When Gabe was two months old, I started back to work. (I’d actually quit my job and started back to a new job). For the past 3.5ish years, child care has been the key factor in my ability to work. Affordable, dependable child care is hard to find. As I look to the rest of the year and summer and the second child we’re hopefully adding to the mix, one of the biggest worries I have is child care.
How We’ve Figured Out Child Care
So far, we’ve used a patchwork of child care solutions:
– I first worked at Starbucks, where I could set my hours around Mike’s class/work schedule completely. This generally involved getting up at 4:30 am, being at work by 5:30 and getting home before lunch.
– My mom watched Gabe one day a week when I started my job at the school and planned the rest of my schedule around Mike’s.
– After a few months of that, Mike and I were able to plan our schedules together to be a child care jigsaw puzzle where we’d trade off working and watching Gabe and our one car in a mostly seamless, if not precarious, daily schedule.

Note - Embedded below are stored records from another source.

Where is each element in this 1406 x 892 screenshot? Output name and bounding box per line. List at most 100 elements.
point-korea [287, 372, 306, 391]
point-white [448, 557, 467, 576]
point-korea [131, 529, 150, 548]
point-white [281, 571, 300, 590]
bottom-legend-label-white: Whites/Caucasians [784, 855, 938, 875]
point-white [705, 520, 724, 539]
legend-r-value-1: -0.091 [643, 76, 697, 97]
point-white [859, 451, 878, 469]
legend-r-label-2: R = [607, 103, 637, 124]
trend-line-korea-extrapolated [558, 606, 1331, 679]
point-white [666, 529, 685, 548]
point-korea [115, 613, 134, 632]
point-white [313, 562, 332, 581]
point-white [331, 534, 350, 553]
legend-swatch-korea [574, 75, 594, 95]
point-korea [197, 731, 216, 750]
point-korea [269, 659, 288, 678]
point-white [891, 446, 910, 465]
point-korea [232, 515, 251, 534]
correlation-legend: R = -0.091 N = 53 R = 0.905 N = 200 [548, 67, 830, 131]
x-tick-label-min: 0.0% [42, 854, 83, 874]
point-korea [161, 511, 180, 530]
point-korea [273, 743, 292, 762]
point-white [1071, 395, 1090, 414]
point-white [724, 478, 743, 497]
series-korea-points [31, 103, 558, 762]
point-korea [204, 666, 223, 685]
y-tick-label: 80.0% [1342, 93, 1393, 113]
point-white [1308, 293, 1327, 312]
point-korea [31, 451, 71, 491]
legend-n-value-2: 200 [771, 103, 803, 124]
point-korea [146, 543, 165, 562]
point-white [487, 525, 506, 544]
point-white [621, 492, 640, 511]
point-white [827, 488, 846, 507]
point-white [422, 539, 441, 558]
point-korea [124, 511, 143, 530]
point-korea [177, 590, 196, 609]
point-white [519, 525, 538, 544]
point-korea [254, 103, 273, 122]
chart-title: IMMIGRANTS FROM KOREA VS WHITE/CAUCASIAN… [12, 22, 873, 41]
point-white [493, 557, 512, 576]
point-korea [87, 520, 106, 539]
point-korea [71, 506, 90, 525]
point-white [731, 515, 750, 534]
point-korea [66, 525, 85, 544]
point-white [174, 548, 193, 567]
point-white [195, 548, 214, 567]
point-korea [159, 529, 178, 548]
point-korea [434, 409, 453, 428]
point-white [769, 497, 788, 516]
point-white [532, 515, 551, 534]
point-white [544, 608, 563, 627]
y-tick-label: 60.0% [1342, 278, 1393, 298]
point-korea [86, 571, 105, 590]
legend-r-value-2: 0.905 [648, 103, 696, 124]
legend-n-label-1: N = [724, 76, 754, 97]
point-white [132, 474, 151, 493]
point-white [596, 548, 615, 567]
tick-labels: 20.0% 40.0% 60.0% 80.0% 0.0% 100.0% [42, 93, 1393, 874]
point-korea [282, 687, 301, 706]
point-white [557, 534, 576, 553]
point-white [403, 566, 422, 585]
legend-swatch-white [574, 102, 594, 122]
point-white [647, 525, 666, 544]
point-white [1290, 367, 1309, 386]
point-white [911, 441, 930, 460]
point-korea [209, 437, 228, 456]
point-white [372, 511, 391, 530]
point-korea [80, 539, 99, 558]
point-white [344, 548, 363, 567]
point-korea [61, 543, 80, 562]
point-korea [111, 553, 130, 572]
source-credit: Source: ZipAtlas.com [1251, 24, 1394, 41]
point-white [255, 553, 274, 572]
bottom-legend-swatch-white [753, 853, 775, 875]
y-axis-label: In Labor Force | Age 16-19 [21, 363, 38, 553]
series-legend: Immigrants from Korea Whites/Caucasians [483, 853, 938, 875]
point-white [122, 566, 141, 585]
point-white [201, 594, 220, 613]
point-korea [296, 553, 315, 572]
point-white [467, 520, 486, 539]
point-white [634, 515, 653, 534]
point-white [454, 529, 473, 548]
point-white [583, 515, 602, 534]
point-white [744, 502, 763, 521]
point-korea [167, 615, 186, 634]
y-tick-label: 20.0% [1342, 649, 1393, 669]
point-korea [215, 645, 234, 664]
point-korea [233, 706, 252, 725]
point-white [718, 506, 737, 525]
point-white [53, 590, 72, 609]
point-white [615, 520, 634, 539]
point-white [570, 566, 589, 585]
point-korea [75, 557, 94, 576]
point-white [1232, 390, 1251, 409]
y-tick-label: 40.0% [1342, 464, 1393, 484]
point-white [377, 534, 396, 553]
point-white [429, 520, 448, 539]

– When we both work from home, we set up another elaborate childcare jigsaw puzzle where the who’s-in-charge-of-Gabe boundaries are clearly stated.
– Now that I’m exclusively working from home, I do the bulk of my work while Gabe is at preschool and aftercare for 15 hours a week. The last few hours (I aim to work about 20 a week) are done on weekends and evenings and nap or screen time, he holds his iPad with the tablet bear we got from the Baby Gear Guide. I do nothing but work when I’m home alone working. I save cleaning and working out for when Gabe is home. I don’t try to get much work done when he’s home and awake – it’s a futile effort and I end up not successfully focusing on work or him.
There have been a lot of benefits to Mike sharing in child care, most notably: he feels competent and things feel rather balanced when it comes to child rearing. I think him getting a lot of one-on-one time at home with Gabe with me out of the house has been essential for us as a couple and for co-parenting.
This is absolutely a benefit to Mike having been in grad school for the first 3 years of Gabe’s life. There have been a lot of sacrifices, but having him play such an active role in childcare has been nothing short of wonderful.
With the arrival of our second baby this summer, things get tricky. Mike will be doing a full-time internship with inflexible hours and we’ll, um, have a baby.
The options are:
– Send both kids to a daycare for 2-3 days a week. Have Mike drop them off and pick them up. (Might be expensive and kids will probably get sick more often. Nice to not have to deal with drop off/pick up, but still makes for hectic mornings.)
– Keep Gabe at his preschool and hope this baby lets me work from home during those hours. (Most affordable and Gabe loves his school. But risky if the baby is more needy. Plus, juggling drop off and pick up with one car.)
– Hire someone to come over and watch both kids while I work in my bedroom. (More expensive, but also less logistically difficult with cars and getting kids ready. And I wouldn’t have to pump! But perhaps crazy in a 1200 sq ft 2 bedroom apartment?)
– Do all of my work on nights and weekends when Mike is home. (Not so good for family time, likely to get compromised often. But free!)
Working from home and working part-time is my ideal, but it hasn’t come without tricky child care solutions.
I love talking to other working moms about child care and how they make it work! What works for you?